Tax credit projects in 2019 created more than 10,000 jobs, he said.
Smith said since the program’s recent resumption, whether the benefits outweigh the costs of subsidizing these productions remains an open question.
“Numerous national studies have labeled the incentives as corporate welfare to Hollywood moguls. With 30 states now offering film incentives, it may well be a race to the bottom among states with diminishing returns,” Smith said.
The Tax Foundation said in 2008 that in these handouts to film producers, “races to the bottom can occur.” A 2018 study by Kennesaw State University’s John Charles Bradbury, “Do Movie Production Incentives Generate Economic Development?” agreed with that outlook.
“Despite their widespread use, the positive impact of MPIs (Motion Picture Incentives) on state economies “has not been documented, and several states have halted MPI programs due to high costs and questionable efficacy,” Bradbury’s paper said.

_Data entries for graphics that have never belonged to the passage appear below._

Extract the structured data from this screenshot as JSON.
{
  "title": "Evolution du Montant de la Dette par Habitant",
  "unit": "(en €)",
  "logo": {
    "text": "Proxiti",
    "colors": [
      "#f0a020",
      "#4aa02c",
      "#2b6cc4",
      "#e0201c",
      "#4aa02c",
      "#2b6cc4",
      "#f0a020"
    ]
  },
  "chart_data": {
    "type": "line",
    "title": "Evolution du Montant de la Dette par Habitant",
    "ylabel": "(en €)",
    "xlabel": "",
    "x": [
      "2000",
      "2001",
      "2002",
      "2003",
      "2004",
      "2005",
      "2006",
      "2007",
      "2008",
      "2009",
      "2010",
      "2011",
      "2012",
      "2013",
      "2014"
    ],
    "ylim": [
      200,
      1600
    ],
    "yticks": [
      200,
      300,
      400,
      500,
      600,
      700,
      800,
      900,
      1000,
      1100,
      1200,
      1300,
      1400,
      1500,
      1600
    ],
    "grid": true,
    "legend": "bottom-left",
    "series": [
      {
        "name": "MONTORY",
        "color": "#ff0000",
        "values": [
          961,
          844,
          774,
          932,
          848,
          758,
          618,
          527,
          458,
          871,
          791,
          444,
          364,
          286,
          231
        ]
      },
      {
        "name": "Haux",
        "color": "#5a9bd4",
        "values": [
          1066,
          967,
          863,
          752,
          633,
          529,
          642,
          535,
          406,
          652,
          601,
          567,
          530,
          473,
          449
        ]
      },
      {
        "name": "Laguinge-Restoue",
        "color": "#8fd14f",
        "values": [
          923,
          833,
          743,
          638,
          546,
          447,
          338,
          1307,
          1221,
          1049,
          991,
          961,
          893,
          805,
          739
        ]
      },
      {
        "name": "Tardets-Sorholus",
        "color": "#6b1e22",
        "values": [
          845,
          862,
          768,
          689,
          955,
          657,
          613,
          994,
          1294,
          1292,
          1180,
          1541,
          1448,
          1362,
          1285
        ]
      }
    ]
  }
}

California Gov. Gavin Newsom and New York’s Gov. Kathy Hochul each looked to add hundreds of millions of dollars to their production incentives programs, Smith said.
“On the other hand, we’ve argued that these incentives put the government in the position of picking winners and losers rather than improving the overall business climate,” he said.
The $300 million in subsidies issued to filmmakers was approximately 10% of the average of New Jersey’s last five years of business tax collections, he said. That could instead be used to reduce the state’s 11.5% business tax rate, Smith said.
“Wouldn’t our economy benefit from an across-the-board reduction to the state’s business tax rate that would increase our competitiveness to retain and attract investment and jobs?” he asked.
Some benefits for construction and catering services for these companies are likely, he said. But comprehensive data is scarce, especially in New Jersey.